Let’s be honest here. Not all Australians need financial advice. It’s a perfectly nice idea, but one that in practice has failed miserably.
Advice is accessible to those who can afford it. Which is no different to basically any other product or service. If you can afford it, you can buy it. If you can’t afford it, bad luck.
But unlike other services available on the open market, financial advice has been carted about from one inquiry to the next like some unattainable sorcery that only the rich consume and the rest of us can only hope to access. It had been pulled apart and put back together so many times that most Aussies couldn’t explain what financial advice is. Some call it life insurance. Others see it as a scam.

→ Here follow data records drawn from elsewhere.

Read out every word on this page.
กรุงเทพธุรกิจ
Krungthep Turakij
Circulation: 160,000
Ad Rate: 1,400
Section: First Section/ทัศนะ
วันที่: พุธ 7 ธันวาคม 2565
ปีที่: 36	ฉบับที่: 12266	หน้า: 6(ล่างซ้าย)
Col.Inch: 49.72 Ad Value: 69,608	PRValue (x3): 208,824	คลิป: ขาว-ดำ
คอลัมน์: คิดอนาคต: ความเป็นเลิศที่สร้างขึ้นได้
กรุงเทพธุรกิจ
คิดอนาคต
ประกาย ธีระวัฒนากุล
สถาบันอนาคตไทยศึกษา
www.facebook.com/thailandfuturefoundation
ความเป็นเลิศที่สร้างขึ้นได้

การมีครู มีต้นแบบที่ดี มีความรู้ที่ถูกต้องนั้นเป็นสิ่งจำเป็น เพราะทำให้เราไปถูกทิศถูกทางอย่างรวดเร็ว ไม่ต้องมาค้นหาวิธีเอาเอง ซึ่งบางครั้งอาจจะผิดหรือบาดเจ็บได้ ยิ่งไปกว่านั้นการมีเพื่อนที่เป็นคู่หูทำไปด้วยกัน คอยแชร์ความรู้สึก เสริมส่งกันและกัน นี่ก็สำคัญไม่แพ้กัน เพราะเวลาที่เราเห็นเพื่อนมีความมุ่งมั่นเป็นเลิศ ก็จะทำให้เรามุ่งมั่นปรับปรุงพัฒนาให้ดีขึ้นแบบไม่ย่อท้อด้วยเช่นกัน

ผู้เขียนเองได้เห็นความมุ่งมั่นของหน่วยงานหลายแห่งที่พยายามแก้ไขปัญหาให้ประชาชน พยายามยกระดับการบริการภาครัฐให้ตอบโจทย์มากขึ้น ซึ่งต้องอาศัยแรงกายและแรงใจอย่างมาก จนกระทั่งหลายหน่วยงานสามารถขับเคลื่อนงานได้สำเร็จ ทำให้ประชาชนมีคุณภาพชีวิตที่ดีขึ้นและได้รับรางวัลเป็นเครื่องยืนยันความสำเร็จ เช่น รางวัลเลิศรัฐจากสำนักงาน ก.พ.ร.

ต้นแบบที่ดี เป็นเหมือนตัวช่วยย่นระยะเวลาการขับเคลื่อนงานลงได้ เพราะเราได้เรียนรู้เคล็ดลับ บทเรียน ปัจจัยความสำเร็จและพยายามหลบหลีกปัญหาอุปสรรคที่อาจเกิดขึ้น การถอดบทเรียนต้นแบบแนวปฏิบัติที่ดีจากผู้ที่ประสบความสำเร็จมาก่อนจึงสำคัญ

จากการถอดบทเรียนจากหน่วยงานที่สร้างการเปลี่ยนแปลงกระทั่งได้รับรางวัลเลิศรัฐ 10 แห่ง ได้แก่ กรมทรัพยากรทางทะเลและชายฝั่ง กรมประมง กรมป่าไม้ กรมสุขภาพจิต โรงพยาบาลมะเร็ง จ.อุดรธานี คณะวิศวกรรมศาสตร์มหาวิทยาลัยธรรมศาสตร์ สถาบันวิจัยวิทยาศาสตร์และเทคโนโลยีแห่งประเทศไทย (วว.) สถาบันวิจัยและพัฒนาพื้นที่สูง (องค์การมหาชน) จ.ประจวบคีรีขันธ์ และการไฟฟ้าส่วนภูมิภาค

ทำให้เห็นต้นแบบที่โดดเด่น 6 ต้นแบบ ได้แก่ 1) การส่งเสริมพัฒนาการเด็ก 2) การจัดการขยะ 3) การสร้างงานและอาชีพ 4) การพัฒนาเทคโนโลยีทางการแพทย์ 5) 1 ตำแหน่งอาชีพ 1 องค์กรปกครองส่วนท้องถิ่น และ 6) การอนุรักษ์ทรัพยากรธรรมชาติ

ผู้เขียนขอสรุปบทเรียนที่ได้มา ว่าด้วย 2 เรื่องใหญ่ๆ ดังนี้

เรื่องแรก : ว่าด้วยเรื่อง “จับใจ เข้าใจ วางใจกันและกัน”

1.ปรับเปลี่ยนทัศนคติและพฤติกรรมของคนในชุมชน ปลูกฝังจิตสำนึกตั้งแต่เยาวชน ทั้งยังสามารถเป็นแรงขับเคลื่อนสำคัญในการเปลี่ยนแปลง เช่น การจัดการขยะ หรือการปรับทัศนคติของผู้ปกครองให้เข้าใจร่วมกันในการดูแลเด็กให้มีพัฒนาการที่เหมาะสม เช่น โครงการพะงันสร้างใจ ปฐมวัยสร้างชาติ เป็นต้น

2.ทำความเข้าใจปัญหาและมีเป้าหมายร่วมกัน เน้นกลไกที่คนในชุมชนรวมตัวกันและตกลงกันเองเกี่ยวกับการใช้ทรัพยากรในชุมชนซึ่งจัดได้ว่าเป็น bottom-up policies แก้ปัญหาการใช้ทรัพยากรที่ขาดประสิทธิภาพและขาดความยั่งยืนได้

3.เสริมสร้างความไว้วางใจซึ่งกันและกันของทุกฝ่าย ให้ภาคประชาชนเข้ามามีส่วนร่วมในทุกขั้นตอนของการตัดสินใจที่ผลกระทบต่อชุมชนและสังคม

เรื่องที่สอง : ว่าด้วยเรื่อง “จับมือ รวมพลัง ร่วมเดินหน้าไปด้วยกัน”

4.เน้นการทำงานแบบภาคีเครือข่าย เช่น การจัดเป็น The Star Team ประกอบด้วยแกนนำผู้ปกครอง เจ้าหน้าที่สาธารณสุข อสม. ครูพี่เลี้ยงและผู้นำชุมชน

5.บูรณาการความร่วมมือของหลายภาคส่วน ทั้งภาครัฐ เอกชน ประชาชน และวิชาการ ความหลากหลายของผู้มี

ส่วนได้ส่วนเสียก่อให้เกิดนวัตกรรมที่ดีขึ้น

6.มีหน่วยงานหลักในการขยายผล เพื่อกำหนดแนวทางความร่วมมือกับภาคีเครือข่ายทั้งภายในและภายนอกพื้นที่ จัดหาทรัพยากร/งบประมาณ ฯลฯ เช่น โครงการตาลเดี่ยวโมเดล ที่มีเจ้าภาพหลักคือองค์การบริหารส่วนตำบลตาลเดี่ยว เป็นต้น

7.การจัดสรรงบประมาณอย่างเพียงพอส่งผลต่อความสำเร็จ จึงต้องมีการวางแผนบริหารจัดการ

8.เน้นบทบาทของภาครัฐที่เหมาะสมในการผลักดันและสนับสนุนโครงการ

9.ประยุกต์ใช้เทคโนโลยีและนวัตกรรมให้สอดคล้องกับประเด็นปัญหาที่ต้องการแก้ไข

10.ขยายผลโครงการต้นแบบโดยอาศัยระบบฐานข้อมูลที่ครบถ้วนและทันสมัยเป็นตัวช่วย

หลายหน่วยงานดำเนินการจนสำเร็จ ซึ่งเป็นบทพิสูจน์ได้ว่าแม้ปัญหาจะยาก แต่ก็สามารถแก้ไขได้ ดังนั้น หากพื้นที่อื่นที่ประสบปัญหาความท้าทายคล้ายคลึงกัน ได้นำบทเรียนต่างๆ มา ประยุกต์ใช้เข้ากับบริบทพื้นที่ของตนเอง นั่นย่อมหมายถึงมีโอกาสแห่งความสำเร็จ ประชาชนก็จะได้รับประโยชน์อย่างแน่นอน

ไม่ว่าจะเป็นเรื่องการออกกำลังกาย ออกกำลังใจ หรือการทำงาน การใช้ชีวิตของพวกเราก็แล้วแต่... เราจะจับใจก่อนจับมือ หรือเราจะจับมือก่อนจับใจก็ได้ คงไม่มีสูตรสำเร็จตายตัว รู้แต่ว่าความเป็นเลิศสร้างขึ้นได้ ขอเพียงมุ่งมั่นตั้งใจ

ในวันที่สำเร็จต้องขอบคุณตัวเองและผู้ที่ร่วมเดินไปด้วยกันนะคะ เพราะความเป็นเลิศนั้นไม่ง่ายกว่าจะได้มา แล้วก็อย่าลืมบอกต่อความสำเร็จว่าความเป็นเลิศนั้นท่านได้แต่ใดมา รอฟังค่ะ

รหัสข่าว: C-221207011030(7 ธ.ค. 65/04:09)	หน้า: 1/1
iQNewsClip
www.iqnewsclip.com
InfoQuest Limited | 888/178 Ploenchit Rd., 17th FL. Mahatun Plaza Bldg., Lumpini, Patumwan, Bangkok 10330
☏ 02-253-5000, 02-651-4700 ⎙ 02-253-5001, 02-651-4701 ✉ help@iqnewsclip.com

It’s not advisers calling for their services to be more affordable and accessible. It’s the bureaucrats, banks, super funds, and public servants who want to scale it into the stratosphere.
This week, Michelle Levy told the AFR Super and Wealth Summit that no matter what reforms are made, there will never be enough advisers for everyone to get the advice they need.
“Advice is episodic,” she said, “so we need a diversity of providers and the obvious candidates are the people that look after our money or lend us money.”
Crikey! Did Ms Levy miss the royal commission? The people who lend us money are probably the worst candidates to provide advice.
For a start, the royal commission uncovered systemic levels of fees being charged for no advice whatsoever. The problem was so extensive that it has become known as the ‘fees for no service’ scandal. At last count, the ‘people who lend us money’ have repaid $1.6 billion in fees for no advice.
How exactly are things going to change if banks begin providing advice again? Perhaps they have new tech platforms that alert them if a dead person is racking up life insurance premiums.
The whole idea is laughable. Financial advisers have been through the ringer with FASEA, regulatory changes, and huge increases in the cost of compliance. It’s an industry that is being regulated to death. Now Michelle Levy wants “to encourage banks and other institutions to use the information they have to advise their customers”.
But recent history has shown that this creates a great big mess. When the people making the widgets are able to advise you on which widget to buy, it doesn’t end well.
As the industry is dragged through yet another inquiry, the different perceptions of advice are becoming clearer. On one side, you have financial advisers who help their clients every day and know exactly what the value of advice is. They know it is expensive and inaccessible to some and they know why — because it’s valuable.
Then you have the other group, the ‘people who lend us money’, who have a very different idea of what financial advice is. To them, it is a product on a shelf to be flogged at scale. They are leading the charge to make advice more affordable and accessible — because it makes it easier to sell!
Banks, super funds, and other major financial intuitions are built on a sales model that is based on volume. They have no business giving advice to anyone.
Advisers provide advice. Let the widget makers continue making their widgets.